Le 16 février 2023, l’Espagne est le premier pays européen à adopter un projet de loi accordant un arrêt de travail payé financé par l’État aux femmes souffrant de règles douloureuses. Pour l’ensemble de l’année 2023, sur 8,8 millions de demandes, 1 418 ont été accordées.
Un an après l’implantation du congé menstruel payé, seulement 0,016 % des femmes espagnoles l’ayant demandé y ont eu accès.
Les femmes concernées doivent avoir un diagnostic médical de règles incapacitantes, soit qui provoquent de fortes crampes, de la nausée, des vomissements ou des malaises. Cette loi, qui leur donne accès à trois à cinq jours de congés menstruels payés par mois, sert d’initiative visant à combattre les mythes et les discriminations asphyxiant la vie des femmes menstruées.
Au-delà des réformes politiques et économiques, bien que cruciales, une réforme des mentalités s’impose.
Déstigmatiser les règles
Les menstruations ont souvent suscité un malaise, ce n’était d’ailleurs pas un hasard si nos grands-mères étaient considérées comme « indisposées » ou « dans leurs mauvais jours ». Il fallait se cacher à tout prix, car les règles rendaient le corps impur et l’entourage inconfortable.
Il n’est pas honteux de saigner en se coupant le doigt, mais lorsque le sang coule de notre vagin, c’est une catastrophe. Nos règles sont vulgarisées, nous sommes sales.

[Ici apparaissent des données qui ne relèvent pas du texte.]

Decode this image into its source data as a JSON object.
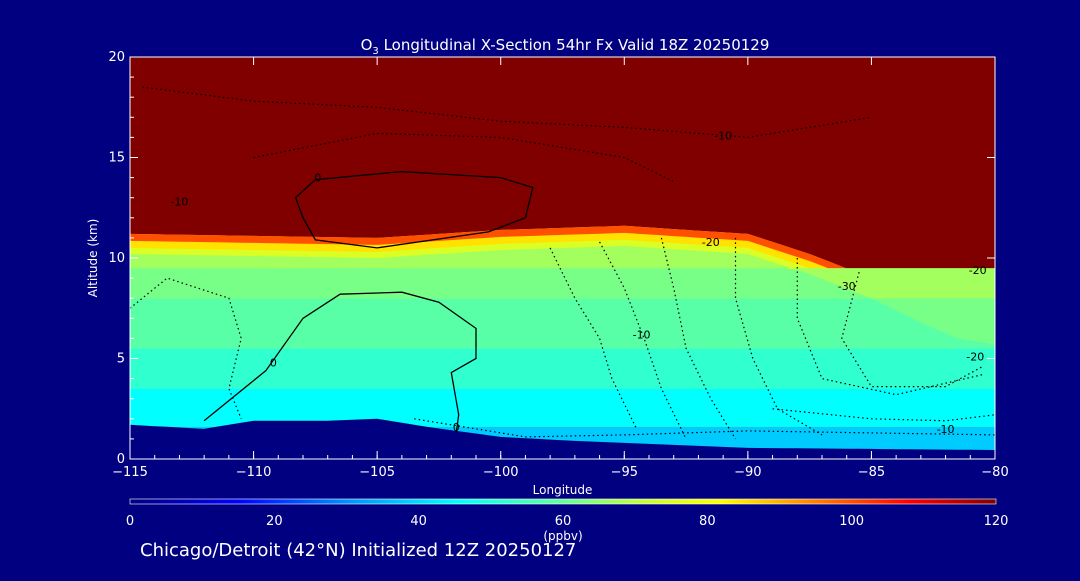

Cette conception de la femme menstruée a forgé nos institutions, notamment en privant les jeunes femmes d’éducation menstruelle adéquate. On nous traumatise à l’idée de mourir du syndrome du choc toxique si on garde notre tampon pendant plus de sept heures, mais on manque de nous éduquer sur la différence entre une infection vaginale et une infection à levure.
L’éducation à la santé féminine ne se limite pas à apprendre à utiliser un tampon ou une serviette hygiénique. Elle suffira lorsque les filles et les garçons de neuf ans connaîtront l'existence des pertes vaginales, des kystes sur les ovaires et de l’endométriose.
Incomprise et menstruée
Le « gaslighting » médical est un phénomène omniprésent dans notre société, surtout chez les femmes et les groupes minoritaires. Pourtant, personne ne s’y attarde et les études ne suivent pas l’ampleur de cette problématique.
On croit que les médecins détiennent la réponse à toutes les questions. Pourtant, ils n’ont souvent rien d’autre à nous dire, lorsqu’on leur demande pourquoi on saigne autant, que « c’est la vie ». Vont-ils nous laisser autant souffrir avant de diagnostiquer l’endométriose ? Probablement.
C’est presque comme si notre système médical n'était pas adapté pour offrir des soins de santé au corps féminin…
Même si tous les pays du monde incorporent le congé menstruel payé, rien ne changera tant que les répercussions des menstruations ne seront pas prises au sérieux.
Il serait pertinent de suivre les petits pas de l’Espagne et d’introduire un congé de maladie pour aider à réduire le stress, à améliorer la santé mentale des femmes et à lutter contre la stigmatisation menstruelle. Mais avant tout, nous avons des idéologies à déconstruire.
On est à la base de la vie. On le mérite.